While the CFPB did not define "attempt," it did provide that the contact caps would limit both successful and attempted contacts (e.g., if the collector leaves a "limited-contact message," this would count toward the cap). The CFPB left open whether to apply the caps equally to all communication channels or whether to create separate limits per unique contact channel.

Skip Tracing: Like the debtor contact restrictions, the proposed third party skip tracing contact restrictions the Bureau outlines adopt the "confirmed consumer contact" as a line of demarcation. And, like the debtor contact restrictions, the third party skip tracing contact restrictions would apply on a per-account and per-week basis. Specifically, prior to confirmed consumer contact, the collector could make three attempts to each third party's unique address or phone number per week, for a total of no more than six attempts to each third party per week. Consistent with the FDCPA's skip tracing requirements, the collector can engage in no more than one live communication with a third party for skip tracing purposes over the life of the account. There is no limit on the total number of contact attempts across all third parties for a specific account. Once there is confirmed consumer contact, the collector cannot contact any third parties for skip tracing purposes.

Time, Place, and Manner Restrictions: The Bureau is also considering more specific requirements for when, where, and how a collector can contact a debtor. Among other restrictions, the Bureau has proposed that debt collectors take into account both the area code of the debtor's phone number and any other indicators of where she is located when determining the permissible times to call the consumer (absent information to the contrary). Further, the Bureau may propose that if the collector knows or has reason to know that the debtor is in a "presumptively inconvenient" place (like the hospital, a place of worship or grieving, or a childcare facility), the debt collector cannot communicate with the debtor while she is in that place. Notably, the Bureau expressly refused to propose that the workplace be considered an inconvenient place to contact the debtor. However, the Bureau stressed that work email addresses may be an inconvenient way of reaching the debtor, and may also reveal the existence of the debt to a third party, and therefore may propose a ban on such contacts absent the debtor's prior consent.

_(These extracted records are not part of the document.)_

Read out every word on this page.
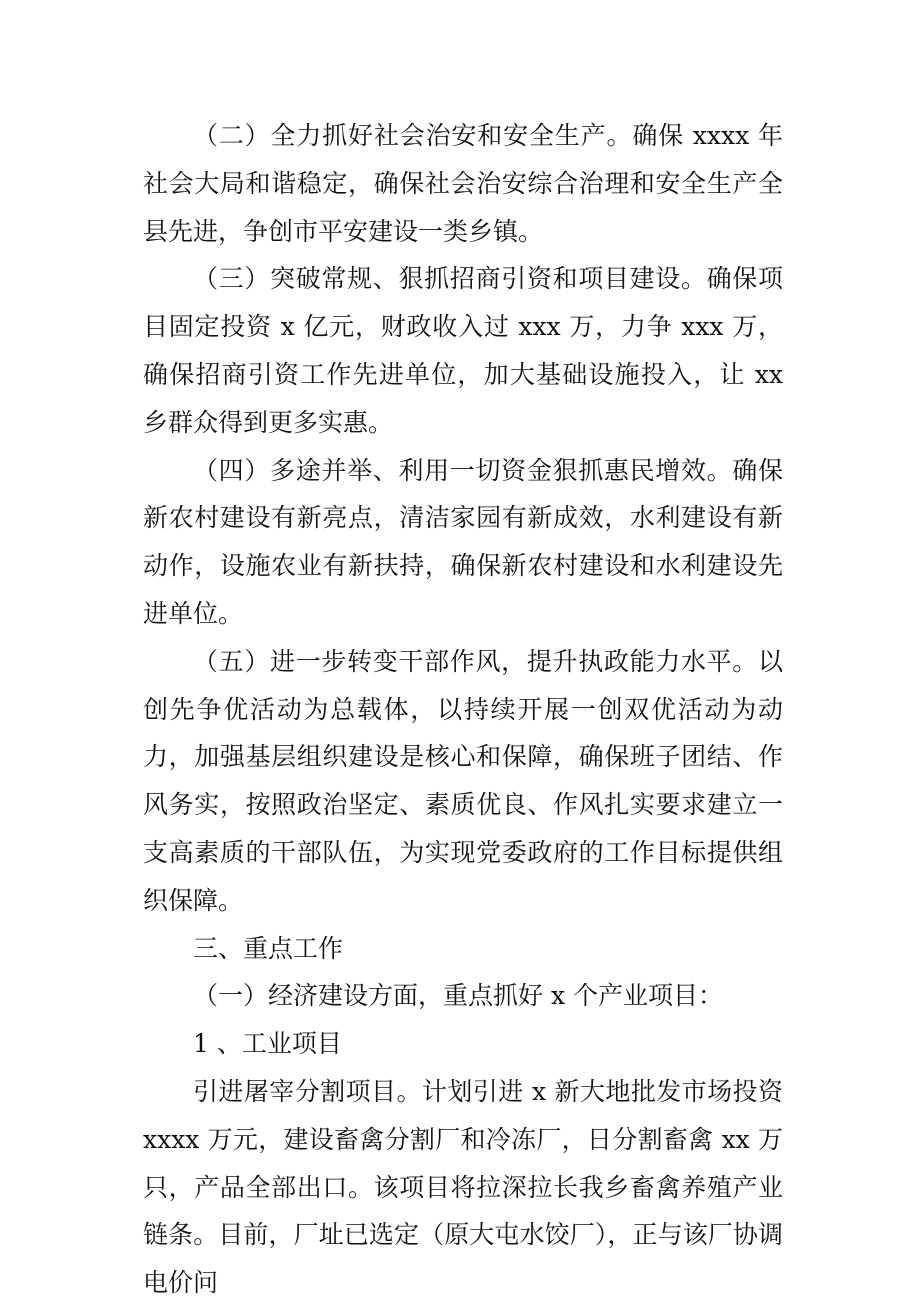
（二）全力抓好社会治安和安全生产。确保 xxxx 年社会大局和谐稳定，确保社会治安综合治理和安全生产全县先进，争创市平安建设一类乡镇。

（三）突破常规、狠抓招商引资和项目建设。确保项目固定投资 x 亿元，财政收入过 xxx 万，力争 xxx 万，确保招商引资工作先进单位，加大基础设施投入，让 xx 乡群众得到更多实惠。

（四）多途并举、利用一切资金狠抓惠民增效。确保新农村建设有新亮点，清洁家园有新成效，水利建设有新动作，设施农业有新扶持，确保新农村建设和水利建设先进单位。

（五）进一步转变干部作风，提升执政能力水平。以创先争优活动为总载体，以持续开展一创双优活动为动力，加强基层组织建设是核心和保障，确保班子团结、作风务实，按照政治坚定、素质优良、作风扎实要求建立一支高素质的干部队伍，为实现党委政府的工作目标提供组织保障。

三、重点工作

（一）经济建设方面，重点抓好 x 个产业项目：

1 、工业项目

引进屠宰分割项目。计划引进 x 新大地批发市场投资 xxxx 万元，建设畜禽分割厂和冷冻厂，日分割畜禽 xx 万只，产品全部出口。该项目将拉深拉长我乡畜禽养殖产业链条。目前，厂址已选定（原大屯水饺厂），正与该厂协调电价问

Decedent Debt: The Bureau also may propose a 30-day waiting period for attempting to collect a debt where the obligated debtor has passed. The waiting period would begin to run from the date the debtor passes away. The moratorium on collection attempts during the 30-day period would only apply if the debt collector is aware or should be aware that the debtor has passed away. The Bureau also solicited comments on a proposed 60-day waiting period. Many of the other proposed restrictions on collecting from the estate of the deceased closely mirror the FTC's policy statement on collecting decedents' debts.

Consumer Consent: The Bureau also proposed that consent from the debtor to communications at inconvenient times or places, with third parties, or when the debtor is represented by an attorney, will not run to subsequent debt collectors. For instance, if one debt collector obtains the debtor's consent to contact third parties regarding the debt, a subsequent debt collector cannot rely on that consent to contact third parties regarding the debt. The Bureau does not propose to require written consent, but emphasized that debt collectors should memorialize the consent, either in writing or by recording phone calls.